È ufficialmente aperto Pappagallo Rosso, il nuovo museo dedicato ai bambini fino a 10 anni, situato al 2/A di viale Orleans a Treviso. Questo spazio innovativo offre percorsi sensoriali, giochi interattivi, corsi, laboratori, e opere d’arte visivo-tattili, creando un ambiente stimolante per i più piccoli e i loro genitori. La responsabile, Manuela Enna, racconta come l’idea sia nata dalla mancanza di servizi simili nella città e dall’esperienza personale come madre e insegnante di materie scientifiche. «Da quando abbiamo aperto, il 2 gennaio, abbiamo avuto un ottimo successo: ogni giorno fino ad oggi è stato registrato il sold-out» dichiara la responsabile. «Il museo si articola in due aree – spiega – C’è una prima parte museale, in cui i bambini possono dilettarsi in un percorso motorio-sensoriale con oggetti per arrampicarsi e costruzioni e in una stanza visivo-tattile con, tra le altre cose, una lavagna retro illuminata con figure geometriche e un’opera d’arte che si aziona tramite l’acqua. Stiamo monitorando i gusti dei bambini per vedere quali aree preferiscono, e di conseguenza ampliarle, e quali, invece, piacciono di meno, così da ridurle. Per ora, però, vediamo che piacciono tutte».

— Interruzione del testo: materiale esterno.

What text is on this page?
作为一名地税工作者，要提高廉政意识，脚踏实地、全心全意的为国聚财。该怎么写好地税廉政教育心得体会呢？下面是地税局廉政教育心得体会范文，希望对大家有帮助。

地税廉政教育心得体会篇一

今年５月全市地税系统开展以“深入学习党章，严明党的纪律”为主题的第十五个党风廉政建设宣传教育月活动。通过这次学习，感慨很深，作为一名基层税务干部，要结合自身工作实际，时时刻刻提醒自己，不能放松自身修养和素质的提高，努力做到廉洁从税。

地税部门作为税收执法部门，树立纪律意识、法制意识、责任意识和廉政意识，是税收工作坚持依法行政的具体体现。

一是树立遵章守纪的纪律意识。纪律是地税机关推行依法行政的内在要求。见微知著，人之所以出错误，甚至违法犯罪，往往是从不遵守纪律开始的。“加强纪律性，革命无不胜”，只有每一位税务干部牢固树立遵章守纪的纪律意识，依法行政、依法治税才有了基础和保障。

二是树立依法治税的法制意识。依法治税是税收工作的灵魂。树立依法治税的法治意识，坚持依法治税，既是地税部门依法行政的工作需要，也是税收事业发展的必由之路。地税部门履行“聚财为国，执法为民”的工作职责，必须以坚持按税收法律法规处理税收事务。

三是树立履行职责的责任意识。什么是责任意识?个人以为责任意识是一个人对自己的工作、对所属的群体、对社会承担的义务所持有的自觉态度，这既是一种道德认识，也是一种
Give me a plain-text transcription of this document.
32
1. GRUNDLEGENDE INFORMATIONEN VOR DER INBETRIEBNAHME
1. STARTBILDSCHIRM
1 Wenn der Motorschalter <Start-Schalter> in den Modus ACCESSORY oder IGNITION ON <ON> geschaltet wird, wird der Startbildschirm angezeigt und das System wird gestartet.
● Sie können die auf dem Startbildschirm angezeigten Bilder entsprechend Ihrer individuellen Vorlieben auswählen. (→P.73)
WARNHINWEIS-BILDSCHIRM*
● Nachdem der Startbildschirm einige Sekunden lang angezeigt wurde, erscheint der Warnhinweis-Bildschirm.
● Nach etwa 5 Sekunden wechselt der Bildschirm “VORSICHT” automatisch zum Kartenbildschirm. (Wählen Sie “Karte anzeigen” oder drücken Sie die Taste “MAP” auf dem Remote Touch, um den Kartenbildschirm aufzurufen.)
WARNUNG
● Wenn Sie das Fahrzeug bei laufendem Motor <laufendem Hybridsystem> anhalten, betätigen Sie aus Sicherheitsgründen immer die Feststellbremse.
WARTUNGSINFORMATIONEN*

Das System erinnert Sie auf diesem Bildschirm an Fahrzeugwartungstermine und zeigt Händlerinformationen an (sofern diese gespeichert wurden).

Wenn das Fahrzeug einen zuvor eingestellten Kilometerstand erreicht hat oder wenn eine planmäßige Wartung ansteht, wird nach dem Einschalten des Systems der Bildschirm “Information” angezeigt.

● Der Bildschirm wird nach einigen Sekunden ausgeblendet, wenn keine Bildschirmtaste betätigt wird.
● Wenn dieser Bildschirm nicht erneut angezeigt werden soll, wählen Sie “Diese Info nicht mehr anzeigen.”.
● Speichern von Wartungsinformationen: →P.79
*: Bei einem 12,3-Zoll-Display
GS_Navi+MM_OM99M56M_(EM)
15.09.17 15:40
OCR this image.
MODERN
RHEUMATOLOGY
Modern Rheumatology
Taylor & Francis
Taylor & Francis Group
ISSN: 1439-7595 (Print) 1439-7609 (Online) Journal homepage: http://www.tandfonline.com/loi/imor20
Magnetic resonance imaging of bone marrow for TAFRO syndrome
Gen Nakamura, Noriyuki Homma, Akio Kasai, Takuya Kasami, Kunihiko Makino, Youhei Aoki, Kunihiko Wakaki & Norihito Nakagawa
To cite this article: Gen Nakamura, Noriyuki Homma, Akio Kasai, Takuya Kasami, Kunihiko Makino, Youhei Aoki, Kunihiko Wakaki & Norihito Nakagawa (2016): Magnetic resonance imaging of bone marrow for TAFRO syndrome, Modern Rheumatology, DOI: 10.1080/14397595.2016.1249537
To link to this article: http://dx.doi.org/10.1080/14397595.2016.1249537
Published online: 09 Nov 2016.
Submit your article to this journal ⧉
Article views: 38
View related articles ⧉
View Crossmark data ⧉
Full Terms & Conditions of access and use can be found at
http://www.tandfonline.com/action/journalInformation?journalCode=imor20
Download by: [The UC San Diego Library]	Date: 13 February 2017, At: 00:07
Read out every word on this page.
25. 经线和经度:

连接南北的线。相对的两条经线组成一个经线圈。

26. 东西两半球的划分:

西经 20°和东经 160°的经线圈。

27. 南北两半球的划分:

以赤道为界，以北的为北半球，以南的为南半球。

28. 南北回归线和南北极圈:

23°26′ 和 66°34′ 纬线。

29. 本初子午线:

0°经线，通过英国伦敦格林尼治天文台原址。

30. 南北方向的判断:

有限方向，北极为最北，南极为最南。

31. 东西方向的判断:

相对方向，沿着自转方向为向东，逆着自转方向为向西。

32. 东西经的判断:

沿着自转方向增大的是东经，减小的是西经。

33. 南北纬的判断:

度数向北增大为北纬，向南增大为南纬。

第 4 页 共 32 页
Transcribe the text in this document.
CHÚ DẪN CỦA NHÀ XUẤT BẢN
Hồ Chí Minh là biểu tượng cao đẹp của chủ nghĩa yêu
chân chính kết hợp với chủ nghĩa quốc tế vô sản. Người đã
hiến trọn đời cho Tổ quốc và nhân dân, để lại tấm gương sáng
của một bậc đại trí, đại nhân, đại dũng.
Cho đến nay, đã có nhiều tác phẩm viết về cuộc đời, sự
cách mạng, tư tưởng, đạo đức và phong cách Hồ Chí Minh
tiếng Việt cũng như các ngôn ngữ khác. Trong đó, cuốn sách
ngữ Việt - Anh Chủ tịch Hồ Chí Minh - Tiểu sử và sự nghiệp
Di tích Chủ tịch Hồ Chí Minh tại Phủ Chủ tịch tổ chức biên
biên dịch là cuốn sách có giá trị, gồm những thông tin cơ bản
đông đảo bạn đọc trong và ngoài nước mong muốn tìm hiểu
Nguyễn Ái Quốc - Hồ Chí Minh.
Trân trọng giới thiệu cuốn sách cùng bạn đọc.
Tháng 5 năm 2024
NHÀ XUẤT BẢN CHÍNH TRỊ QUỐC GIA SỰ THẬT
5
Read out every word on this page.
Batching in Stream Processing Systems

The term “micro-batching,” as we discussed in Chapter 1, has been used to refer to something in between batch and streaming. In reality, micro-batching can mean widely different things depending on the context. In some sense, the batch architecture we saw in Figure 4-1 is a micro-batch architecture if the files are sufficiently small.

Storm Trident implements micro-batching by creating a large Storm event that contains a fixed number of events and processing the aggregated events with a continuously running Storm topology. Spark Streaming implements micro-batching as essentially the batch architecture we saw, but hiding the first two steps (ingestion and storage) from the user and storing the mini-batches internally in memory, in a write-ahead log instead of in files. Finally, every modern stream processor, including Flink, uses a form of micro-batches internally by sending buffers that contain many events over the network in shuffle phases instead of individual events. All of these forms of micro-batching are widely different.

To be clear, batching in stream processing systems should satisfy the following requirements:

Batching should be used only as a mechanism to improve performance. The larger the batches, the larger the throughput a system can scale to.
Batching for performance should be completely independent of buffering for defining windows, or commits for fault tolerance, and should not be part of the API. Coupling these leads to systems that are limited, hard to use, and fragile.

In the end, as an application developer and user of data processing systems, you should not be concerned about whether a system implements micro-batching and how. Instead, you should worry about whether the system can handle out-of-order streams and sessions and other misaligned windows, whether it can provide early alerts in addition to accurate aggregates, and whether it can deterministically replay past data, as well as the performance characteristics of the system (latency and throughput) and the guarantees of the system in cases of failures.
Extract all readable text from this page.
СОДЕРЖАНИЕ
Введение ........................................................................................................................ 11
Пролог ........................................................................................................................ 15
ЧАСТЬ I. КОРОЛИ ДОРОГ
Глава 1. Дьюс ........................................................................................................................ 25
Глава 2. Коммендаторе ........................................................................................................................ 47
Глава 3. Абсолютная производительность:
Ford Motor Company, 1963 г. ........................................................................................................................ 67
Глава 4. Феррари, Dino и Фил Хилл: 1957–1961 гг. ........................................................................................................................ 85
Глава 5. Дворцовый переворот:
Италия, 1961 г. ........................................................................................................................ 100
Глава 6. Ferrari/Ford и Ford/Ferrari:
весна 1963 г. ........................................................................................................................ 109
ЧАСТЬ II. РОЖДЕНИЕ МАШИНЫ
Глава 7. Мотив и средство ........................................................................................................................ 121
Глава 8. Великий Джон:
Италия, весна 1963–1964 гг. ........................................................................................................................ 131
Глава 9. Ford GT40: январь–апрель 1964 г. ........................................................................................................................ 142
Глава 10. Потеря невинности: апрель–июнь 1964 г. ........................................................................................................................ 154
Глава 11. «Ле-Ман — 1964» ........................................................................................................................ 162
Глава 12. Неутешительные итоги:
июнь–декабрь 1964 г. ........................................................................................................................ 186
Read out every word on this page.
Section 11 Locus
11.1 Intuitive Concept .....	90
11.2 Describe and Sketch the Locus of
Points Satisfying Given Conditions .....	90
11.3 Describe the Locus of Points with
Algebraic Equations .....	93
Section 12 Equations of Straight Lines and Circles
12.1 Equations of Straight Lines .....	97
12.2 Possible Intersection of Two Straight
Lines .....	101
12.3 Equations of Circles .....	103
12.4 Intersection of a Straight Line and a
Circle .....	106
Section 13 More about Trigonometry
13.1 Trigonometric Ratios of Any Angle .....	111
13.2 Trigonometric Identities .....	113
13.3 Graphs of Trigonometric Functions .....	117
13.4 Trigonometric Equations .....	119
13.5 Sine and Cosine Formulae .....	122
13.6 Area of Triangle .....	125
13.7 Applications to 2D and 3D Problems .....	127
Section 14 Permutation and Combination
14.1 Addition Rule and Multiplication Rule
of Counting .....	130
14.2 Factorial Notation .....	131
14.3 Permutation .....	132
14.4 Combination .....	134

Il museo, tuttavia, non si rivolge solo ai più piccoli, ma ha un’attenzione speciale anche per le loro mamme. «La seconda parte è una caffetteria fatta a misura di bambino. Per un genitore andare in un bar o un ristorante è spesso fonte di imbarazzo, tra spigoli, bicchieri di vetro e il dover tenere d’occhio i bimbi. Nella caffetteria di Pappagallo Rosso, invece, l’ingresso è consentito solamente in calzini, i bicchieri sono di plastica e ci sono tutte le precauzioni necessarie per i bimbi, come un’area dove possono stare anche distesi sul pavimento». Un’iniziativa pensata appositamente per i bisogni delle neomamme. «Per i genitori è importante avere un luogo dove poter stare con i propri amici, ma portare anche i figli. Specialmente per le neomamme, che all’inizio si sentono sole e le cui abitudini di vita vengono stravolte, è importante avere un luogo dove entrare in relazione con persone che hanno i loro stessi ritmi, anziché stare da sole in casa». Pappagallo Rosso è, quindi, anche un luogo di aggregazione, di incontro e di stimolazione sociale. «L’idea mi è venuta quando ho avuto i miei due figli – prosegue Manuela – In qualità di ex insegnante di materie scientifiche specializzata in comunicazione della scienza, in precedenza organizzavo già mostre di scienza ed arte. Quando ho avuto i bambini, mi sono resa conto che qui a Treviso mancava un luogo di socializzazione per i genitori e i loro bimbi. Da qui è nato Pappagallo Rosso, che rientra nella categoria dei “children museum”, i musei per bambini, come quelli di Verona e Roma». «Il riscontro è stato fin da subito ottimo – continua la responsabile – Tutte le mamme che sono venute hanno dovuto trascinare via a forza i loro bambini. Tanti vengono anche da fuori città: da Castelfranco, Vittorio Veneto, Conegliano».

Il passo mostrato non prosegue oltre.